Since the late 1990s, Liz Magor has extended her practice by combining found objects and casts: cigarettes and half-empty liquor bottles meet believable plaster casts of discarded household goods. Sculptural assemblages such as Double Cabinet (Blue) (2001), Double Cabinet (Rust and Wine) (2001), Carton II (2006), and Tweed Kidney (2008) attest to her interest in the drive to acquire and consume material possessions and its various consequences. Cast objects that look like unassuming stacks of towels or clothes turn out to be hollow containers with openings in their backs, functional hiding places for powerful substances. Formally speaking, these works consider mold-making and casting as a form of unsuccessful repetition. Unlike mass production or the impersonal fabrication found in the work of the Minimalists, Magor’s pieces bear visible traces of their making, retaining the marks of their struggle to come to visibility. It is this lack of ease that contributes to their immediacy and break with the familiar. Magor’s interest in textiles is evident throughout her oeuvre. In works such as Chinese Green (2001), Kenwood (salmon) (2011), and Phoenix (2013), the artist worked with found woolen blankets, emphasizing the traces of material failure by repairing holes, enhancing stains and altering the shape of these exhausted forms. Once reworked, the sculptures are dry-cleaned and presented on hangers, still wrapped in the cleaners’ plastic garment bags, a recognizable method of protection applied to a now strange object. The gesture of solicitude, protection, and preservation—another aspect in the cycle of human consumption—is also the focus of recent pieces such as Good Shepherd (2016) and Felt Family (2016). Deceptively accurate casts of cardboard packaging are used as supports for found objects, pointedly questioning the ontological registers of reality and mimesis.

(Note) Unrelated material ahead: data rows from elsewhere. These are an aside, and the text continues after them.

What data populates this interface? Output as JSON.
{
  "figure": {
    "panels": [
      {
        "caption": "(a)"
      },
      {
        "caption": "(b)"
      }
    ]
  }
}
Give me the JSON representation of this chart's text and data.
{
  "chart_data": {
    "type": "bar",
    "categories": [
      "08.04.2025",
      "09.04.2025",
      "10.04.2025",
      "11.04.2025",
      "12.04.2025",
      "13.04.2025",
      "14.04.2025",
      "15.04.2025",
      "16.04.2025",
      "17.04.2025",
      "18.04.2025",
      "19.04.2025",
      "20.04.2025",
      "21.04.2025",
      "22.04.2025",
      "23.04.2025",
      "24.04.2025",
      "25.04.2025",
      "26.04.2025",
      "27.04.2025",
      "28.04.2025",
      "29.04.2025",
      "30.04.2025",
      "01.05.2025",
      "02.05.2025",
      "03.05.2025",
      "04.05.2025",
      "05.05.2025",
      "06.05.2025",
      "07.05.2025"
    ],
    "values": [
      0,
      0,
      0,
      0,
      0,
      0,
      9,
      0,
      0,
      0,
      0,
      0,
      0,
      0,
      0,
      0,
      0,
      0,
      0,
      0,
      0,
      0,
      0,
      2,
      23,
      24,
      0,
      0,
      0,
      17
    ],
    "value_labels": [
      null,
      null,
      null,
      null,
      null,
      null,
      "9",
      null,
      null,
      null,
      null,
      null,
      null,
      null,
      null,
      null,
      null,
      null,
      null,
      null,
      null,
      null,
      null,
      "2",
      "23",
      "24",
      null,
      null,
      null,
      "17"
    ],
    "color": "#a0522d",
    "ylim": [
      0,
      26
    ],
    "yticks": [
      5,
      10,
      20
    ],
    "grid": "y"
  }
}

Liz Magor’s art asks us to reflect on our own interaction with things, which may alternate between obsessive desire, careful use, disregard, and violent aversion. Her artistic transformation of the world of everyday life challenges our understanding of central aesthetic categories such as reality and simulation, presence and absence, attention and indifference, categories that are central to the logic underlying the utilization of material and objects, but also the culture of art exhibitions. The artist’s reflective approach and her critique of our unconscious interaction with the material world inform objects that, by virtue of their ambivalent materiality, presentation, and narrative structure, resist straightforward comprehension.

Liz Magor (b. 1948 in Winnipeg, Manitoba) lives and works in Vancouver. Her art has been presented in solo shows in several countries. Selected exhibitions: Musée d’art contemporain de Montréal (2016); Centre d’art contemporain d’Ivry—le Crédac, Paris (2016); Art Gallery of Ontario (2015); Peep-Hole, Milan (2015); Presentation House Gallery, Vancouver (2014); Henry Art Gallery, Seattle (2008); The Power Plant, Toronto (2003). Magor represented Canada at the Venice Biennale (1984) and participated in documenta 8, Kassel (1987), and the Sydney Biennial (1982).